Процитированный отрывок касается попытки Брайанта классифицировать единицы сущего, в рамках которой он обращается скорее не к объектно-ориентированному взгляду, а к машинно-ориентированному. Жиль Делез, «машины желаний» и «машины иных типов».

«Остается надеяться, что черные дыры редки».

Или уже не надеяться. Так или иначе, внутри такой «черной дыры» я нахожусь уже более четырех лет. И это именно тюремное заключение.

Образ черной дыры, надо заметить, невероятно поэтичен. И поэтому, в контексте моей жизненной ситуации, он, конечно, приходил мне в голову и раньше. Существует огромный соблазн адаптировать его к поэзии данного жизненного контекста, несколько исказив описания физических характеристик сверхмассивных космических тел. Сжатое пространство, что обернулось избытком времени, что бесконечно закольцевалось одним непреклонно повторяющимся снова и снова днем. Плюс непреодолимая гравитация, что отделяет от мира, оставшегося за «горизонтом событий».

Но вся подобная поэзия есть явление предельного субъективизма. И поэтому, от нее лучше отказаться. В конце концов, у всех сущих в этом мире свои «черные дыры» и «горизонты событий». На онтологической плоскости, которую я выстроил в письме#1 любая жизнь одинаково трагична. Настолько одинаково, что об этом вообще нет никакого смысла рассуждать.

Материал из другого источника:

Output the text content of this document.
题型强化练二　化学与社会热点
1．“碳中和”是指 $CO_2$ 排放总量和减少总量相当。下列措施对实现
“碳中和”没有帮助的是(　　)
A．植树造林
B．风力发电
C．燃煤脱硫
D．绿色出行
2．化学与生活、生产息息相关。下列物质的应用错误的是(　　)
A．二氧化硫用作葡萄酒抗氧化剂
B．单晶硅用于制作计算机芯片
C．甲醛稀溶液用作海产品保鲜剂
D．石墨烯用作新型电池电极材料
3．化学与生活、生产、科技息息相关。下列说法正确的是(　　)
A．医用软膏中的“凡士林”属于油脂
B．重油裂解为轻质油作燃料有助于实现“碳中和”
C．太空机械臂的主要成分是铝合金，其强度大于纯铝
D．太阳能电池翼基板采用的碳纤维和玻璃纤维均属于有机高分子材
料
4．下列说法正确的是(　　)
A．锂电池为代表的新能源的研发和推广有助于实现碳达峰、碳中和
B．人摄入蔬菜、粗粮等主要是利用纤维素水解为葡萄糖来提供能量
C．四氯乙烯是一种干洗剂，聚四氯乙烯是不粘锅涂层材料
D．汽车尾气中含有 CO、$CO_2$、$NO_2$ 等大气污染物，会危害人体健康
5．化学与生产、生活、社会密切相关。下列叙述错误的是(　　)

Гораздо интереснее акцентировать внимание на не-человеческих аспектах той или иной ситуации. Вот, например, возьмем мой пример. Есть факт моего заключения, связанный с другим фактом, — с тем, что я долгое время находился в разнообразных многоплановых отношениях с рядом нечеловеческих актантов (начиная с телекоммуникационных сетей и, заканчивая, конечно, рядом химических соединений, обладающих способностью определенным образом воздействовать на релиз тех или иных нейротрансмиттеров в организме человека), что с точки зрения акторно-сетевой теории Латура является частью повсеместной панорамы «испытания сил» в рамках «столкновения сетей» различного масштаба. То есть это факты, явно не помещающиеся в узкие рамки вопросов законодательства, правоприменения, социологии, этики, биохимии и теории информации. При этом, следуя подходу Брайанта, первый из этих фактов (т.е. сам факт заключения) можно рассмотреть как машину. «Машину иного типа», вспомним Делеза.

В этом отношении, конечно, первой задачей будет определить, что это за машина. Второй задачей, соответственно, — определить, как она работает. Начнем по порядку.

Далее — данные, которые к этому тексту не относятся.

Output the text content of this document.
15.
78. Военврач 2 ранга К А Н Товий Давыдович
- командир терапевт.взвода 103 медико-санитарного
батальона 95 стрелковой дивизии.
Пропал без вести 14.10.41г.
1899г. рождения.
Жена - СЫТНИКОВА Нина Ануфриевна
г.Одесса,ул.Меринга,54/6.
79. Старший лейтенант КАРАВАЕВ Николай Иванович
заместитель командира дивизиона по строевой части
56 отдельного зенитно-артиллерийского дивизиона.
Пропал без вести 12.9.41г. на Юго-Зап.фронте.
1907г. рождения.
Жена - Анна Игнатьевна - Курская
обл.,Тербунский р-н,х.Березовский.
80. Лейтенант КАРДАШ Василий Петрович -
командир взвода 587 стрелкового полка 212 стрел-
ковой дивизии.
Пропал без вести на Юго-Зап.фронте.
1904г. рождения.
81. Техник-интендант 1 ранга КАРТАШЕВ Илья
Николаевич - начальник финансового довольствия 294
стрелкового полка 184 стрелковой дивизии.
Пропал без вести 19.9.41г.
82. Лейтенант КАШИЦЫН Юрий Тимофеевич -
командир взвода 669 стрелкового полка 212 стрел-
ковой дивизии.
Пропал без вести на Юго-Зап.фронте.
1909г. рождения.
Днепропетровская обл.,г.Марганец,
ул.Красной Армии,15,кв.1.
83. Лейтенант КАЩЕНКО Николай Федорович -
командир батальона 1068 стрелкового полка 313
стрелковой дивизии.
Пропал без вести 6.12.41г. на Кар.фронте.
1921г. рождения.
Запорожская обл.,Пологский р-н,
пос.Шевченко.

Карл Маркс рассматривал все существующие социальные, политические и культурные явления в качестве феноменов, обусловленных господством той или иной формы материального производства. В связи с этим, исходя из того обстоятельства, что экономика той территории, на которой я живу и отбываю наказание имеет ярко выраженный ресурсно-экспортный характер, все явления в рамках данной географии можно рассматривать сквозь призму добывающей/перерабатывающей машинерии. В этой оптике, в частности, государственные институты являются машинами, «ориентированными» на «добычу» разного рода проблем (или угроз) как ресурса, обеспечивающего (т.е. наделяющего легитимностью) существование этих институтов в масштабах полного комплекса государственной машинерии, а также их работу по «переработке» данного ресурса, соответственно. Но это только первый аспект ситуации. Второй аспект ситуации заключается в том, что ресурс проблем/угроз (требующих решения/предотвращения) обеспечивает также приток в кровеносную систему тех или иных «добывающих машин» ресурсов бюджета, сформированного экспортом Черного Трупа Солнца. Таким образом, в конечном счете здесь все становится нефтью. Как писал Негарестани «в этом мире нет тьмы, которая не отражалась бы в нефти; не конце реки определенно находится нефтяное поле».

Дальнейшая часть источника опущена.